To what degree has the model internalized the prompt? We can measure the difference between the internalized model and the original prompted model to find out.

This measures the softmax difference as that is what KL divergence works with.

Code

from typing import Dict

@torch.no_grad()
def output_difference(
    text: str,
    original_model: AutoModelForCausalLM,
    internalized_model: AutoModelForCausalLM,
    prompt: str = " I feel",
) -> Dict[str, float]:
    prompted_output = original_model(**tokenizer(text + prompt, return_tensors="pt"))
    prompted_logits = prompted_output.logits[0, -1].softmax(dim=0)

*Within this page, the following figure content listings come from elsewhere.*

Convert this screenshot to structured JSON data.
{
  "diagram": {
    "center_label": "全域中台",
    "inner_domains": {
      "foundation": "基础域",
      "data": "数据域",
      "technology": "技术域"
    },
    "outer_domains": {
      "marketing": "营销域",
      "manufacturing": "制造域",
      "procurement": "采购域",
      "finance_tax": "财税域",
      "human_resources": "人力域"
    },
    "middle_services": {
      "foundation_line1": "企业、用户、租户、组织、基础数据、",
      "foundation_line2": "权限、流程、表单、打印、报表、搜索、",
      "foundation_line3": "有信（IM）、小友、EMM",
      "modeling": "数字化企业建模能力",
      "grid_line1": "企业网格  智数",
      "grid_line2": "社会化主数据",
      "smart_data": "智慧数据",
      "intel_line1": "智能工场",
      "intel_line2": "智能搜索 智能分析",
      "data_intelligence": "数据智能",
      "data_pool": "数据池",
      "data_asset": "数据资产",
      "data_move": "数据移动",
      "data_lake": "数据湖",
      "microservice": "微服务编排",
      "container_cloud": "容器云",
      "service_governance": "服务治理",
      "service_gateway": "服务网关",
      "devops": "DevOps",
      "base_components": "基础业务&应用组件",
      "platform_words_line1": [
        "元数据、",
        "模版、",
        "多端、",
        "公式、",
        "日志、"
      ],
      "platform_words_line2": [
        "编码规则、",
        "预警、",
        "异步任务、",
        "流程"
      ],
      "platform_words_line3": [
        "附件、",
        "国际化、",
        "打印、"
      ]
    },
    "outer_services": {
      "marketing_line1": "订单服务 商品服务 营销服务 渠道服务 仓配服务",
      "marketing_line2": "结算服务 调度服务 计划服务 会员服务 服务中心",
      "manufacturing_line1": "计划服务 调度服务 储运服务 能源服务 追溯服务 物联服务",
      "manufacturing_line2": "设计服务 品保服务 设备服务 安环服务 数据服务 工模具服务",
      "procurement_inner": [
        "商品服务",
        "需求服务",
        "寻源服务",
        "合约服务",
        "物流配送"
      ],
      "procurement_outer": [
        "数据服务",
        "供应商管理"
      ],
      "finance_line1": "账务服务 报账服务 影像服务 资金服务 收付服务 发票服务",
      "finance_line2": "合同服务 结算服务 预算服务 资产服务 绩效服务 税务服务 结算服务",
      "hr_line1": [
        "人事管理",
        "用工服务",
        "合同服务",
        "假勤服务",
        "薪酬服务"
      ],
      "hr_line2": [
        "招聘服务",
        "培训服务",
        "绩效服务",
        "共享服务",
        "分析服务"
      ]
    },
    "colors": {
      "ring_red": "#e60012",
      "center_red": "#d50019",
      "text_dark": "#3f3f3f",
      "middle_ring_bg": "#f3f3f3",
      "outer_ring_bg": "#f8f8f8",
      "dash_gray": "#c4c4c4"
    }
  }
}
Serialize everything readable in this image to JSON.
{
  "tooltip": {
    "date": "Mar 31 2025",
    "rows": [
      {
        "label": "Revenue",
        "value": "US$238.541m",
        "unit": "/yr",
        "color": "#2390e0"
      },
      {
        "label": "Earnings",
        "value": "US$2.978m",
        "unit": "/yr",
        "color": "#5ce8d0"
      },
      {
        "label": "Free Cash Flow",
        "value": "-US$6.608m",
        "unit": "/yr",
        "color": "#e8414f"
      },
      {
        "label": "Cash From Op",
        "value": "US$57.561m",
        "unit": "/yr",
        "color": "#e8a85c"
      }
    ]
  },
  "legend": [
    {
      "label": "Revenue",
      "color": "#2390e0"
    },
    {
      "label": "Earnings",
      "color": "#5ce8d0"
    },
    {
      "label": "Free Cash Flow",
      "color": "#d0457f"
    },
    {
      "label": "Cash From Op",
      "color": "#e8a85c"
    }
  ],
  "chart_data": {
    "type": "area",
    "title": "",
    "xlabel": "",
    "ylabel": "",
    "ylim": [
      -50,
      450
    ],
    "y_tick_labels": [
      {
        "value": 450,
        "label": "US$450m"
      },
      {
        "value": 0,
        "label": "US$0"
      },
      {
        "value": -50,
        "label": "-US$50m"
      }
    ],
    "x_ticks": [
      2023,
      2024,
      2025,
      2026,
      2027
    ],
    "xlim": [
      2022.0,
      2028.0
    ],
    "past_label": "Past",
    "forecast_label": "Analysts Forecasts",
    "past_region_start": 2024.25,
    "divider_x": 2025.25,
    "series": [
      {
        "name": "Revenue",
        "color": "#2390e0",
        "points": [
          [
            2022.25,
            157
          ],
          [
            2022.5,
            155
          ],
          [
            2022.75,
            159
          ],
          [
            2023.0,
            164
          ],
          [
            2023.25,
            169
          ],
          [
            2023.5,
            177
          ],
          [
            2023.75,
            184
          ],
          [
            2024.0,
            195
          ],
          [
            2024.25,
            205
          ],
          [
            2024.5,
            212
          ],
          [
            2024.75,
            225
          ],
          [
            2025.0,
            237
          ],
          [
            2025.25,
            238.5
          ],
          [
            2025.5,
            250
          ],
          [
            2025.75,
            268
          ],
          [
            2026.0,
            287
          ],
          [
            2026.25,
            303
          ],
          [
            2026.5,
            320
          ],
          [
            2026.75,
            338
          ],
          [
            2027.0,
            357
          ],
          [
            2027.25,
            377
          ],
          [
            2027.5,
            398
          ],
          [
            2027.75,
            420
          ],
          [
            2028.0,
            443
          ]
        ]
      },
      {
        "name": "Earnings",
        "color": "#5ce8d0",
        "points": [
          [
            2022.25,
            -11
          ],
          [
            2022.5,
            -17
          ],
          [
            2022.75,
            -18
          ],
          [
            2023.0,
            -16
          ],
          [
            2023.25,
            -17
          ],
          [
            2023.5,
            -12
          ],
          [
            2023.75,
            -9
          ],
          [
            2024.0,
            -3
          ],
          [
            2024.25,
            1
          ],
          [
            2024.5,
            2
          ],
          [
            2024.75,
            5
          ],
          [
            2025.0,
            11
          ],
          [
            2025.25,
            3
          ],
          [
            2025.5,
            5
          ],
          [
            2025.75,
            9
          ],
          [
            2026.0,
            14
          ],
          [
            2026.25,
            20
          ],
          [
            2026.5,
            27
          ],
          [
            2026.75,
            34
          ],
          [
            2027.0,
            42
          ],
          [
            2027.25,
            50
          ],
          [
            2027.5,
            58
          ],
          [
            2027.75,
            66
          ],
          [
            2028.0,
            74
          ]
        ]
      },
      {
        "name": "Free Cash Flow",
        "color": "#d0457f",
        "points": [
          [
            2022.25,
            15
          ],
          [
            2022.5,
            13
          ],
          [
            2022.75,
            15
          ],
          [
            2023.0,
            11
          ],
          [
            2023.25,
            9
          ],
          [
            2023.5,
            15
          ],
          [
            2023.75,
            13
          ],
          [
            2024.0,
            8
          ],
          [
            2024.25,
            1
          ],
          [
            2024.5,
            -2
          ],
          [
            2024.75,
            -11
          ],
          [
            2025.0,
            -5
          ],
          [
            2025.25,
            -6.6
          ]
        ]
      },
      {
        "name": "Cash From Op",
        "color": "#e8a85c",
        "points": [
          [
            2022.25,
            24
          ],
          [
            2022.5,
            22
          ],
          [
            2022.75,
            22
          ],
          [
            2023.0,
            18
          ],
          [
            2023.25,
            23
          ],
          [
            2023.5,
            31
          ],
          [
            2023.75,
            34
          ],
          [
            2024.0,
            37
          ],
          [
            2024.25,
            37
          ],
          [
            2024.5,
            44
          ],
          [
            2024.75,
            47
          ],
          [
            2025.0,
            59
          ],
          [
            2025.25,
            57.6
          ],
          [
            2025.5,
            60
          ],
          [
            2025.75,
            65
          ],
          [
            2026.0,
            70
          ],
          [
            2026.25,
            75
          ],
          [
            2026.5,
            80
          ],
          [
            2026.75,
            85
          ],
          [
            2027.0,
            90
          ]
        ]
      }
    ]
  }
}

    internalized_output = internalized_model(**tokenizer(text, return_tensors="pt"))
    internalized_logits = internalized_output.logits[0, -1].softmax(dim=0)
    
    difference = (prompted_logits - internalized_logits).abs()
    
    return {"max": difference.max(), "mean": difference.mean(), "sum": difference.sum()}

output_difference(
    text="My friend was mean to me.",
    original_model=model,
    internalized_model=student_model,
)

{'max': tensor(0.0351), 'mean': tensor(4.0304e-06), 'sum': tensor(0.2026)}

output_difference(
    text="My friend was so kind the other day.",
    original_model=model,
    internalized_model=student_model,
)

{'max': tensor(0.0733), 'mean': tensor(4.3129e-06), 'sum': tensor(0.2168)}

output_difference(
    text="The food was good but the service was terrible.",
    original_model=model,
    internalized_model=student_model,
)

{'max': tensor(0.0764), 'mean': tensor(5.4345e-06), 'sum': tensor(0.2731)}

This difference is still significant, but it has managed to get close with just 5,000 batches of training. We can see how well this has worked by comparing the untrained model to itself.

output_difference(
    text="My friend was mean to me.",
    original_model=model,
    internalized_model=model,
)

{'max': tensor(0.2901), 'mean': tensor(3.9242e-05), 'sum': tensor(1.9722)}

Here we can see how the addition of the prompt wildly changes the outputs. The sum of the absolute differences actually exceeds 1.

In conclusion I think that prompt internalization has worked and I’m keen to try it out on some more complex tasks.